Ter zitting van de beroepscommissie van 27 februari 2007, gehouden in de penitentiaire inrichting Amsterdam, zijn gehoord klager en namens de Minister, mevrouw [...]. Hiervan is het aangehechte verslag opgemaakt. Klager, zijn raadsman, mr J.W.
Weehuizen
en de Minister zijn in de gelegenheid gesteld hierop te reageren. Op 21 en 27 maart 2007 ontving de beroepscommissie een reactie van klager. Van de raadsman van klager is op 26 maart 2007 een reactie ontvangen.

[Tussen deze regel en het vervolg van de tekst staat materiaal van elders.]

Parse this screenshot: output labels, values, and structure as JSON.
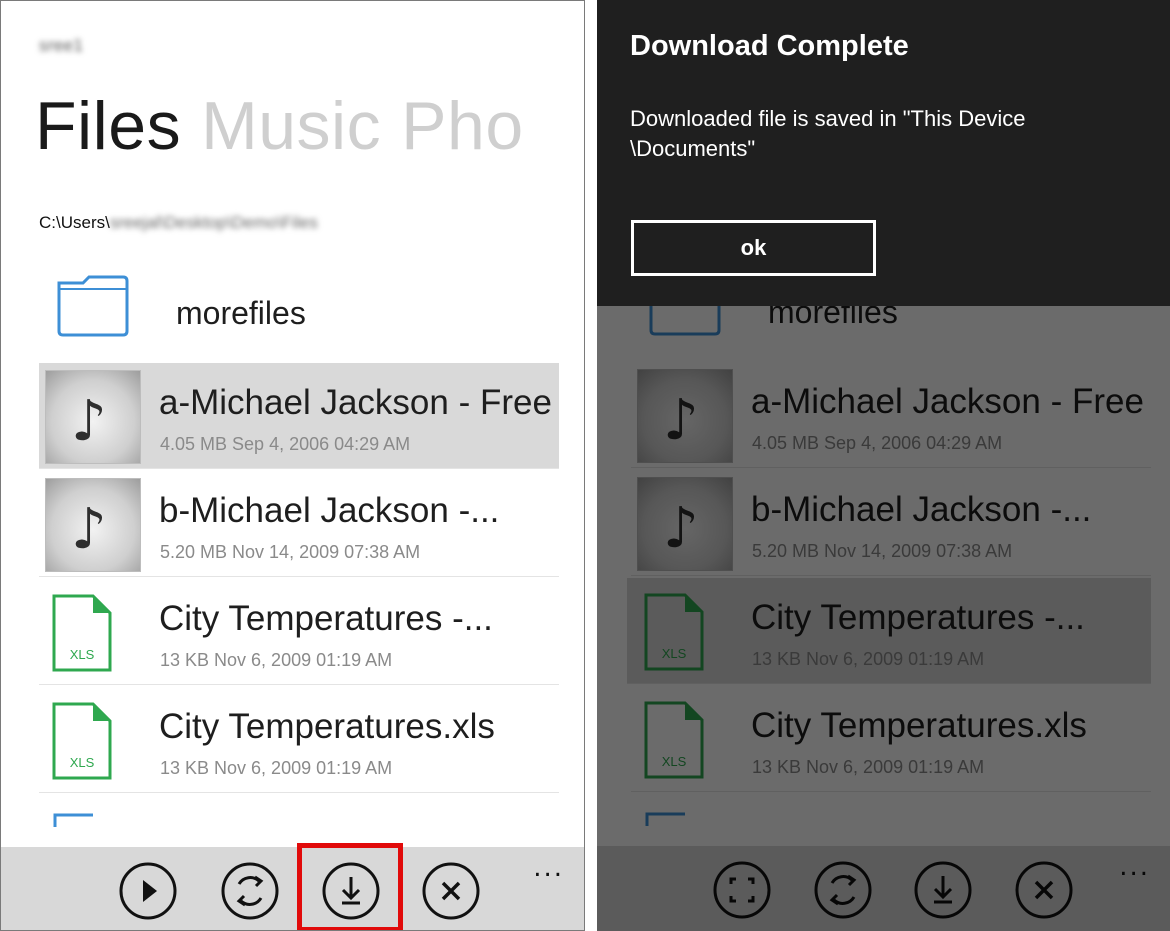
{
  "left": {
    "account_name": "sree1",
    "pivot": {
      "active": "Files",
      "others": [
        "Music",
        "Pho"
      ]
    },
    "path": {
      "prefix": "C:\\Users\\",
      "rest": "sreejal\\Desktop\\Demo\\Files"
    },
    "folder": {
      "name": "morefiles",
      "icon": "folder-icon"
    },
    "files": [
      {
        "name": "a-Michael Jackson - Free",
        "meta": "4.05 MB Sep 4, 2006 04:29 AM",
        "type": "music"
      },
      {
        "name": "b-Michael Jackson -...",
        "meta": "5.20 MB Nov 14, 2009 07:38 AM",
        "type": "music"
      },
      {
        "name": "City Temperatures -...",
        "meta": "13 KB Nov 6, 2009 01:19 AM",
        "type": "xls"
      },
      {
        "name": "City Temperatures.xls",
        "meta": "13 KB Nov 6, 2009 01:19 AM",
        "type": "xls"
      }
    ],
    "appbar": {
      "buttons": [
        "play-icon",
        "sync-icon",
        "download-icon",
        "close-icon"
      ],
      "more": "..."
    },
    "xls_label": "XLS",
    "highlight_color": "#e10a0a"
  },
  "dialog": {
    "title": "Download Complete",
    "message": "Downloaded file is saved in \"This Device \\Documents\"",
    "ok_label": "ok"
  },
  "right": {
    "appbar": {
      "buttons": [
        "fullscreen-icon",
        "sync-icon",
        "download-icon",
        "close-icon"
      ],
      "more": "..."
    }
  }
}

Op grond van haar onderzoek overweegt en beslist de beroepscommissie als volgt:

1. De inhoud van de bestreden beslissing
De Minister heeft beslist klager over te plaatsen naar FPC Oldenkotte te Rekken (hierna: Oldenkotte).

2. De feiten
Klager is bij onherroepelijk geworden rechterlijke uitspraak ter beschikking gesteld (tbs) met bevel tot verpleging van overheidswege. Op 26 januari 2005 heeft de Minister besloten aan klager de EBVG-status (extra beheers- en vluchtgevaarlijk) te
verlenen. Op 25 maart 2005 heeft de Minister besloten klager over te plaatsen naar FPI De Kijvelanden. Deze plaatsing is op 29 maart 2005 gerealiseerd. Op 27 juli 2006 besluit de Minister tot opheffing van EBVG-status. De Minister besluit op 15
september 2006 klager over te plaatsen naar Oldenkotte. Deze overplaatsing is op 20 september 2006 gerealiseerd.

3. De standpunten
Klager kan zich niet verenigen met zijn overplaatsing naar Oldenkotte. Klager wil graag terug naar FPI De Kijvelanden. Klager meent dat hij in De Kijvelanden ook zijn behandeling kan ondergaan. Het ging daar goed. Elke tbs-kliniek dient geschikt te
zijn
alle soorten behandelingen te kunnen aanbieden. Klager krijgt in Oldenkotte een slechte behandeling. Hij heeft veel klachten over de afdeling waar hij nu verblijft. Er deugt niets van. Klager heeft recht op een behandeling. Klager vraagt zich af of bij
de beslissing van de Minister de belangen van een patiënt wel worden meegewogen. Klager heeft geen vertrouwen in de behandelaars van Oldenkotte. Bovendien is klager niet teruggeplaatst op zijn oude afdeling.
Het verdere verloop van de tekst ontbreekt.